District Court enters Consent Judgment in FEC v. Plumbers and Pipefitters Local Union No. 9, et al.; imposes $240,000 civil penalty

December 17, 2024

WASHINGTON – The U.S. District Court for the District of Columbia yesterday entered a Consent Judgment imposing a total joint civil penalty of $240,000 against defendants Plumbers and Pipefitters Local Union No. 9 (the Union) and Plumbers and Pipefitters Local Union No. 9 Political Action Committee (the PAC) (collectively, defendants) for their failure to comply with the terms of the parties’ conciliation agreement with the Federal Election Commission in Matter Under Review (MUR) 7028.

The Consent Judgment in FEC v. Plumbers and Pipefitters Local Union No. 9, et al. (Case No.24-1450) finds that the defendants caused contributions to the PAC to be deducted from the pay of multiple union members without first obtaining a signed payroll deduction authorization, and caused contributions to the PAC to be deducted from multiple members after those members affirmatively declined to participate in the payroll deduction program.

In addition to the $240,000 civil penalty, the Consent Judgment requires defendants to 1) refund all contributions made by members who declined to participate in the payroll deduction program between May 17, 2019, and the date of the Consent Judgment, and 2) send notifications to all union members who had a contribution to the PAC deducted from their paycheck for which they had not signed an authorized payroll deduction form between May 17, 2019, and the date of the Consent Judgment, offering them a full or partial refund.

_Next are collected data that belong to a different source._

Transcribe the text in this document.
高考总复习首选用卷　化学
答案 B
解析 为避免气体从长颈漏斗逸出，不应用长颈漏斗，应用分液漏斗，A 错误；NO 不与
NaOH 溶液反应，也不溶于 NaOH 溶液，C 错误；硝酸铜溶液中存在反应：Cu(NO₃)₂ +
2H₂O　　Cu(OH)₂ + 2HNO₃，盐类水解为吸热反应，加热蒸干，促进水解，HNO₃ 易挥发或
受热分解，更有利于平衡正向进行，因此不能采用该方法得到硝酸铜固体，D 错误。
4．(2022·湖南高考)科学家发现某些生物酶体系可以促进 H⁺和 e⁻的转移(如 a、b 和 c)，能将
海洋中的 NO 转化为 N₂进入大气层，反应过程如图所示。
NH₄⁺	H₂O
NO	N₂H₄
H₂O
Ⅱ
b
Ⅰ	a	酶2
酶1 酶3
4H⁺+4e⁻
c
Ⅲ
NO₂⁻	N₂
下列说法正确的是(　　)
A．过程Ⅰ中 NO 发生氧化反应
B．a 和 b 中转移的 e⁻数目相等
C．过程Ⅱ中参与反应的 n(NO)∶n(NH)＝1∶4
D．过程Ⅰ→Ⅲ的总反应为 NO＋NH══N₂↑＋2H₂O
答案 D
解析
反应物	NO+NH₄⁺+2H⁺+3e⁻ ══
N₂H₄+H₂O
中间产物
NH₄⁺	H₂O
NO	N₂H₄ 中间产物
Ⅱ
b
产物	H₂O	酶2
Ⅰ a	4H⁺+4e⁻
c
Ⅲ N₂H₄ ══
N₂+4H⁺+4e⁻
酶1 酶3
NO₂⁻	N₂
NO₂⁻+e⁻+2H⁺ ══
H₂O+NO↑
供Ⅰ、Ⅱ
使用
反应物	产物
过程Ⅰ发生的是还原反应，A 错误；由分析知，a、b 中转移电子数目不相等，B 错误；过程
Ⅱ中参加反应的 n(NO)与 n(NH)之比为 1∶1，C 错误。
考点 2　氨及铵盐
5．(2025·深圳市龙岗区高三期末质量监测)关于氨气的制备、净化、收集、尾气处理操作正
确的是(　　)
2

Defendants are also permanently enjoined from deducting or accepting contributions from union members’ paychecks without first obtaining the required authorizations and providing the required notices.

Under the Federal Election Campaign Act of 1971, as amended (the Act), labor organizations are permitted to use general treasury funds to establish and administer a political action committee known as a “separate segregated fund” (SSF). An SSF established by a labor union may receive contributions from the union’s members by a payroll deduction or check-off system, but a contributor must affirmatively authorize such deductions. The Act also requires that certain notices be given to potential contributors, including the political purpose of the SSF and the right to refuse to contribute without reprisal.

The Federal Election Commission (FEC) is an independent regulatory agency that administers and enforces federal campaign finance laws. The FEC has jurisdiction over the financing of campaigns for the U.S. House of Representatives, the U.S. Senate, the Presidency and the Vice Presidency. Established in 1975, the FEC is composed of six Commissioners who are nominated by the President and confirmed by the U.S. Senate.